REDUÇÃO PROGRESSIVA DO IRC NO ORÇAMENTO DO ESTADO PARA 2026: O QUE MUDA E PORQUÊ

O Orçamento do Estado para 2026 consagra uma trajetória de redução gradual das taxas do Imposto sobre o Rendimento das Pessoas Coletivas (IRC). Uma medida central da política fiscal do Governo para aumentar a competitividade das empresas portuguesas, estimular o investimento e reduzir a carga fiscal direta sobre as empresas.

  • Mas afinal o que é o IRC e qual é o seu papel?

O IRC é o imposto sobre os lucros auferidos pelas empresas residentes ou não residentes que operam em Portugal e constitui uma das principais fontes de receita fiscal do Estado. A taxa aplicável tem impacto direto na competitividade das empresas, na atratividade do país para investimento estrangeiro e na capacidade de reinvestimento dos resultados empresariais.

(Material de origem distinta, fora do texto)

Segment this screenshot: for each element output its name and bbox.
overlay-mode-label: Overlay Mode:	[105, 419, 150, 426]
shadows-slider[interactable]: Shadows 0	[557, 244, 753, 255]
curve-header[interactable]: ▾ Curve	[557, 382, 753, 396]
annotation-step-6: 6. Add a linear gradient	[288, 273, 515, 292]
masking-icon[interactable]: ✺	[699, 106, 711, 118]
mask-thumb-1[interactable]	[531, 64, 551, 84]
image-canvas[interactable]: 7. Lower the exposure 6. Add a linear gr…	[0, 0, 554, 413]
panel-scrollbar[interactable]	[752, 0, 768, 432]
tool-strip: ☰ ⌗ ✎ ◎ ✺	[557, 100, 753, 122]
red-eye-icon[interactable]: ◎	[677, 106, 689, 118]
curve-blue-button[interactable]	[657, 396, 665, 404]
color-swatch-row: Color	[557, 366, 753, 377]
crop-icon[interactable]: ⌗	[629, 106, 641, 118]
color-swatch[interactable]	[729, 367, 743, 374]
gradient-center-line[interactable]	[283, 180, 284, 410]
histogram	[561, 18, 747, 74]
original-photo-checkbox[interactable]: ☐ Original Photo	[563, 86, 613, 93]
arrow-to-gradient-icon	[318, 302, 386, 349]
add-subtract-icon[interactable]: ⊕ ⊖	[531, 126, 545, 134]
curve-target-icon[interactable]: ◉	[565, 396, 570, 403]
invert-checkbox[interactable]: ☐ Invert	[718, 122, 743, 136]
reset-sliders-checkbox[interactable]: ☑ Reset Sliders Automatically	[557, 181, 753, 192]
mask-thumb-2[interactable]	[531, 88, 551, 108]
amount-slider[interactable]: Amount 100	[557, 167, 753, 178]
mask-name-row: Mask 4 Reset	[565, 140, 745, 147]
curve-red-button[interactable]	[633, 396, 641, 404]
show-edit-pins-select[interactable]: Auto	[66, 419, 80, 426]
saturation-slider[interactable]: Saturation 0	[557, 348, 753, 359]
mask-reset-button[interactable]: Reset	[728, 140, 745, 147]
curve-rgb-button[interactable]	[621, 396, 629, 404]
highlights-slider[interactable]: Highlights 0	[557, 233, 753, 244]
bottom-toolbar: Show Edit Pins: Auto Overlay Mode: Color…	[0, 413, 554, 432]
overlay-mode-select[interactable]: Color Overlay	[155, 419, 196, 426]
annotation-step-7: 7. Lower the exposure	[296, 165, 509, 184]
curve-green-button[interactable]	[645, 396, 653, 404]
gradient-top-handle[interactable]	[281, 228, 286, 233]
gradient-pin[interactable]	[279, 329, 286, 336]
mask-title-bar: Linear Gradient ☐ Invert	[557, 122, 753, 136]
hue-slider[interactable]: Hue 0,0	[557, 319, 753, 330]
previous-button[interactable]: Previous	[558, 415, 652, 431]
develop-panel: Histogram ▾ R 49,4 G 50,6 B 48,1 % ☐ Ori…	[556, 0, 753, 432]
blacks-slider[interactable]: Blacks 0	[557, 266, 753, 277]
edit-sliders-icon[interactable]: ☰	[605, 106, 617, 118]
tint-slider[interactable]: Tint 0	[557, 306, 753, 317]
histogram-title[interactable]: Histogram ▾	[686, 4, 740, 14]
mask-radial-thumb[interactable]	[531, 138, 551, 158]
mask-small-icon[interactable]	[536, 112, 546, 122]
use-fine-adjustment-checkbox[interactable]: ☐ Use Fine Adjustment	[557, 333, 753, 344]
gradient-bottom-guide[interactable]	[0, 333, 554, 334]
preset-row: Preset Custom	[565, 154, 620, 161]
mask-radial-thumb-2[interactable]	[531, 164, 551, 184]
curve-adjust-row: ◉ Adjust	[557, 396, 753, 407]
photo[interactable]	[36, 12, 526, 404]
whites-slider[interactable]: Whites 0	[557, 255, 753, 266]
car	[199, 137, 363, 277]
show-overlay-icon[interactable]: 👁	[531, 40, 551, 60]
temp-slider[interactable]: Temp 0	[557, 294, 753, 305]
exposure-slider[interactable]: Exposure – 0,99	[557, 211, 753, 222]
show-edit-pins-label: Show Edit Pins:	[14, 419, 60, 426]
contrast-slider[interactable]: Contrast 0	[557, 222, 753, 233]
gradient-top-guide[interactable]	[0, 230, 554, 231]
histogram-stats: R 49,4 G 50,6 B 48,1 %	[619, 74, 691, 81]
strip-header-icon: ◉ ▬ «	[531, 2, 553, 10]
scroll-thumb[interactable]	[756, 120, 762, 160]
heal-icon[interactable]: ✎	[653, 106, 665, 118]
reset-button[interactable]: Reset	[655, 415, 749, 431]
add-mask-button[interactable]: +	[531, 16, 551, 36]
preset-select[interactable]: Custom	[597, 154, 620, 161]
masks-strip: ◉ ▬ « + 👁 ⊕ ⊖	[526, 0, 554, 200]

  1. Principais alterações introduzidas no OE2026

O Orçamento para 2026 aprovou um regime transitório de redução faseada das taxas gerais de IRC que se estende até 2028, diminuindo de forma consistente a taxa aplicada ao lucro tributável das empresas. Esta revisão está prevista na Lei n.º 64/2025, de 7 de novembro de 2025 e reflete um compromisso de desoneração fiscal sustentada.

As principais mudanças são:

  • 2026: a taxa normal de IRC é reduzida de 20% para 19%;
  • 2027: desce para 18%;
  • 2028: atinge 17%.
    Estes ajustamentos aplicam-se aos períodos de tributação que se iniciem a partir de 1 de janeiro de cada ano respetivo.
  1. Regime especial para PME e Small Mid Caps

Além da redução da taxa geral, o regime especial para Pequenas e Médias Empresas (PME) e Small Mid Caps também é ajustado:

  • A taxa reduzida sobre os primeiros 50 000 € de matéria coletável desce de 16% para 15% a partir de 2026.
    Esta medida pretende aliviar ainda mais as micro e pequenas empresas e reforçar a capacidade de investimento dos negócios de menor dimensão.
  1. Por que esta redução é relevante?

A redução progressiva do IRC visa vários objetivos estratégicos:

Competitividade e atração de investimento

Uma taxa de IRC mais baixa torna Portugal mais competitivo em relação a outros países da União Europeia, aproximando-se de níveis médios europeus e procurando atrair maior investimento estrangeiro direto, essencial para o crescimento económico.

Incentivo ao reinvestimento

Com menores encargos fiscais sobre os lucros, as empresas têm maior margem para reinvestir em inovação, capital humano, tecnologia e expansão. Estes fatores podem reforçar a capacidade produtiva e a criação de emprego no médio e longo prazo.

Alívio fiscal às PME

A redução adicional da taxa aplicável aos primeiros 50 000 € de lucro tributável pretende beneficiar diretamente micro e pequenas empresas, que constituem a grande maioria do tecido empresarial português e cujos lucros são, muitas vezes, estreitos face aos desafios de mercado.

  1. Críticas e desafios da medida

Apesar do consenso em torno da necessidade de competitividade, esta redução progressiva não é isenta de debate. Algumas das principais críticas incluem:

  • Impacto nas receitas públicas: reduzir os impostos sobre as empresas implica menor receita fiscal no curto prazo, o que pode representar desafios para o equilíbrio das contas públicas, sobretudo se a economia não crescer ao ritmo previsto.
  • Quem beneficia mais? A discussão sobre quem efetivamente beneficia dessa redução persiste nos debates públicos, dado que muitas microempresas já pagam pouco ou nenhum IRC, parte do impacto pode concentrar-se em empresas de maior dimensão.
    (Esta crítica baseia-se em análises anteriores à proposta, que apontam que grandes empresas tendem a pagar a maior parte do IRC efetivo no país.)
  1. Conclusão

A redução progressiva das taxas de IRC prevista no Orçamento do Estado para 2026 representa uma das medidas fiscais mais relevantes deste ciclo orçamental. Ao estabelecer uma trajetória descendente da taxa normal de 20% para 17% até 2028, com benefícios adicionais para as PME. O Governo português aposta numa política de alívio fiscal para reforçar competitividade, incentivar investimento e apoiar a vitalidade das empresas.